The reference image for the AVHRR scenes is the file avhrr map, available at the ftp site. The scenes listed in the table are images taken by the satellite at different times of the same day, as indicated in the file name. In each case, the input image differs from the reference image by a pure translation.
For each input image, we present the angle, horizontal and vertical offsets from the reference image in columns two through four. In each case, the scale parameter automatically rounded up to one, as expected.
In columns five through seven we present our measurement of the performance of the algorithm as times required to input/output images to and from the algorithm, to perform the wavelet compression, and to perform the registration.
This computations were executed in a workstation alpha-dec-osf3.2.
Although the registration of the GIRL and TM images is good, significant
deviations were noticed in the AVHRR images, particularly for sa1411. We
attribute this deviation to extensive cloud coverage in the image. We discuss
this situation in the conclusions, Section 5.
The algorithm has two major shortcomings. First, because wavelet decompositions are neither translation nor rotation invariant, selecting the compression and thresholding filters is intricate. Small variations in the registration parameters do not necessarily result in small changes to the compression and thresholding filters. The stability loop based upon the SVD computations allow us to minimize the production of artifacts at the compression stage and to lessen the impact on the computation of the rotation parameter; however, the algorithm remains vulnerable in the computation of the translation parameter.
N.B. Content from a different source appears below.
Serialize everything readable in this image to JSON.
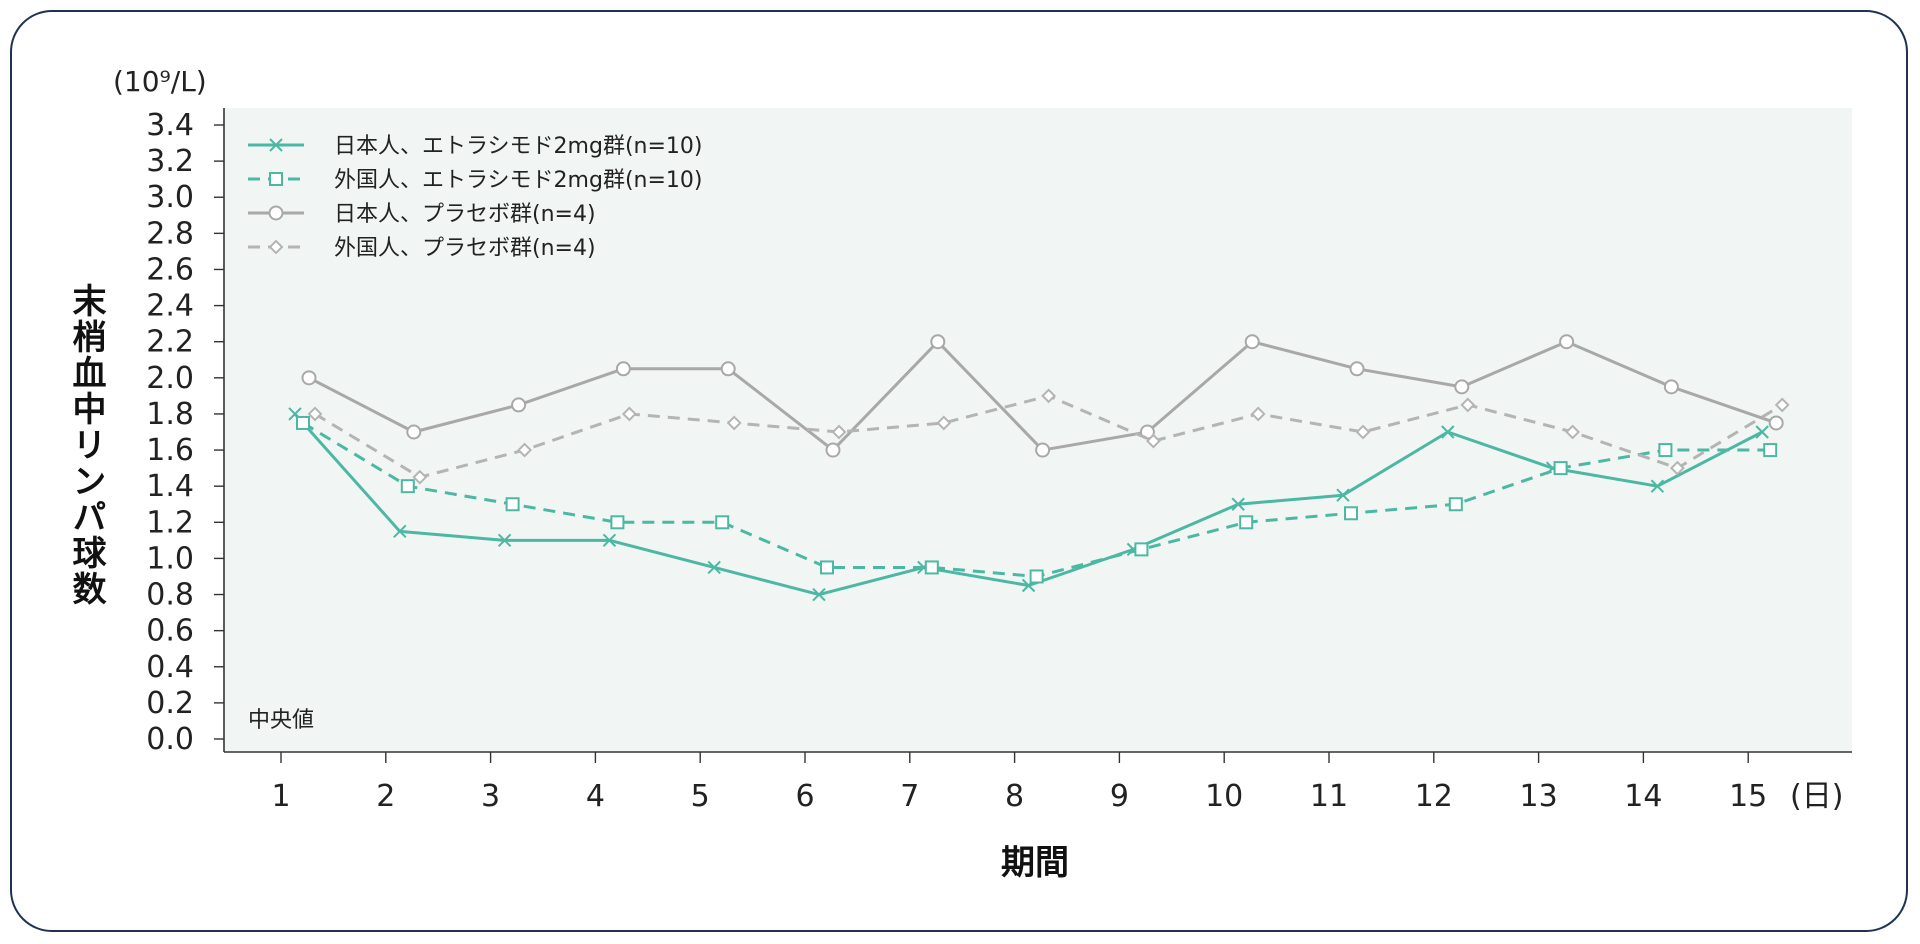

We are examining how preprocessing the images with a Hough transform or edge detector might mitigate these conditions for this version of the algorithm.
Second, the images which the algorithm ingests must inherently have within them a sufficient number of control points, sufficiently distributed spatially, in order to function successfully. In particular, the algorithm is noticeably unsuccessful on images present scenes obscured significantly by clouds. This was seen in the validation tests of Section 4, where the algorithm gives reasonable results for AVHRR images depicting basically cloudless scenes, but unreasonable results for the AVHRR image depicting a cloud filled scene.
In the next version of the algorithm we anticipate correcting this second shortcoming by pre-processing images with cloud filtering algorithms, as they become available. In particular, such algorithms based upon fractal cloud models and multi-spectral feature extraction methods appear particularly promising.
We anticipate correcting the first shortcoming in the next version of
the algorithm by refining the compression stage through the introduction
of a steerable pyramid [2]. A steerable pyramid is an overcomplete wavelet
transform which produces a representation that is almost translation invariant
(subbands are aliasing-free) and rotation invariant (subbands are steerable).
We anticipate this tool will stabilize the filter selection processes and
result in a more accurate computation of the translation parameters.
[2] Simoncelli, E. P. and Freeman, W. T. The steerable pyramid: a flexible architecture for multiscale derivative computation. IEEE Second Int'l Conf. on Image Processing, Washington D.C., 1995.
[3] Trefethen, L. N. and Bau, D. Numerical Linear Algebra. SIAM, Philadelphia, PA, 1997.
[4] Wickerhauser, M. V. Adapted Wavelet Analysis from Theory to Software. A. K. Peters, Ltd., Wellesley, MA, 1995.